I wave away the rest of his apology. “It’s not a big dea
l. Forget about it.”
He stares at me like he wants to say something else, but I give him my best asshole glare. “Seriously. Forget about it.”
“Fine, fine.” Sighing, he scratches the back of his neck. “Sam and Maddie are waiting for me in my dressing room, so I better go hang with them for a while.”
“And you said you didn’t have any pre-show rituals.”
With a laugh, he flips me off and opens the door, the soft snick of the latch sealing me in with my thoughts once again.
Only this time they’re even darker, realizing that Viola’s right to push me away. What would she want with a fuckup like me, anyway? My own mother wants nothing to do with me. Why would anyone else?
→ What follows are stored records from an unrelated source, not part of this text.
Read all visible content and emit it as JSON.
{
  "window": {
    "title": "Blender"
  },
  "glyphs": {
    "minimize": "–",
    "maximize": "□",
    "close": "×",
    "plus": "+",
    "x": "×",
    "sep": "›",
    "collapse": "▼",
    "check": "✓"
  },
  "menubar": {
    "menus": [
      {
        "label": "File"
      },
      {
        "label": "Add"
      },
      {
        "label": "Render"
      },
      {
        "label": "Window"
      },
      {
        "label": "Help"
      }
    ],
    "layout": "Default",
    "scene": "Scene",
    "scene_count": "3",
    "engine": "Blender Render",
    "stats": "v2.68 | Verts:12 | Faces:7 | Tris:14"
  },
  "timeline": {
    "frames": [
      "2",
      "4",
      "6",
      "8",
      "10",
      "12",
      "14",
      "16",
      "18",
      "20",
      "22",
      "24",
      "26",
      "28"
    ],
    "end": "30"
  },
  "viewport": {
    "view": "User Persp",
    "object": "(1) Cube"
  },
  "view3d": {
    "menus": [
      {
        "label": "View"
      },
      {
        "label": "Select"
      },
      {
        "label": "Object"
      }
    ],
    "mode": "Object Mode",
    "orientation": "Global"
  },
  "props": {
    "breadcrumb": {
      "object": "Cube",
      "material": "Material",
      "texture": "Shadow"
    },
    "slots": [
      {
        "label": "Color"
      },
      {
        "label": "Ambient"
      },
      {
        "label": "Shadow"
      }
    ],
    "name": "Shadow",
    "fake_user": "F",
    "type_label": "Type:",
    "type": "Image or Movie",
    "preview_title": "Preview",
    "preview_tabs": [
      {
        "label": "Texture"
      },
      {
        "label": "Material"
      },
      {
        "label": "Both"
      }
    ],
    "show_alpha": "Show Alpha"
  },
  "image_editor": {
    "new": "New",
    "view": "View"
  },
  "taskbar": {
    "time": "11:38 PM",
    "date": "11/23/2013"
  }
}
Whatever flirtation Viola and I might have had going on at the pre-show dinner, it doesn’t resume afterward.
Or the next day.
Or the next week.
And even though I’m getting occasional meaningful looks from Aaron and the other women along for the tour, they’re all ridiculous. It’s the same thing with Blaire all over again—Viola and I are the only two single people they’re aware of, so of course we’ll end up together. Right?
Only that didn’t go over well with Blaire. In fact, she hated the assumption so much that she ended even our casual relationship and ran off to join another tour.
These fuckers better not drive Viola off with their loaded looks and faulty assumptions. Just because they’re all disgustingly happy with their relationships doesn’t mean that I need that. Or want that.
Or that Viola does either.
Plus, there are plenty of other guys on the tour for her to date or sleep with or whatever. It’s not like I’m her only option. I still think there might be something going on with her and Dave the security guard. They’ve spent enough time together as my babysitters, exchanging looks when they thought I was too drunk to notice. He’s never been rude to her or tried to make her life harder out of spite. So it makes far more sense that she’d end up with him than with me anyway.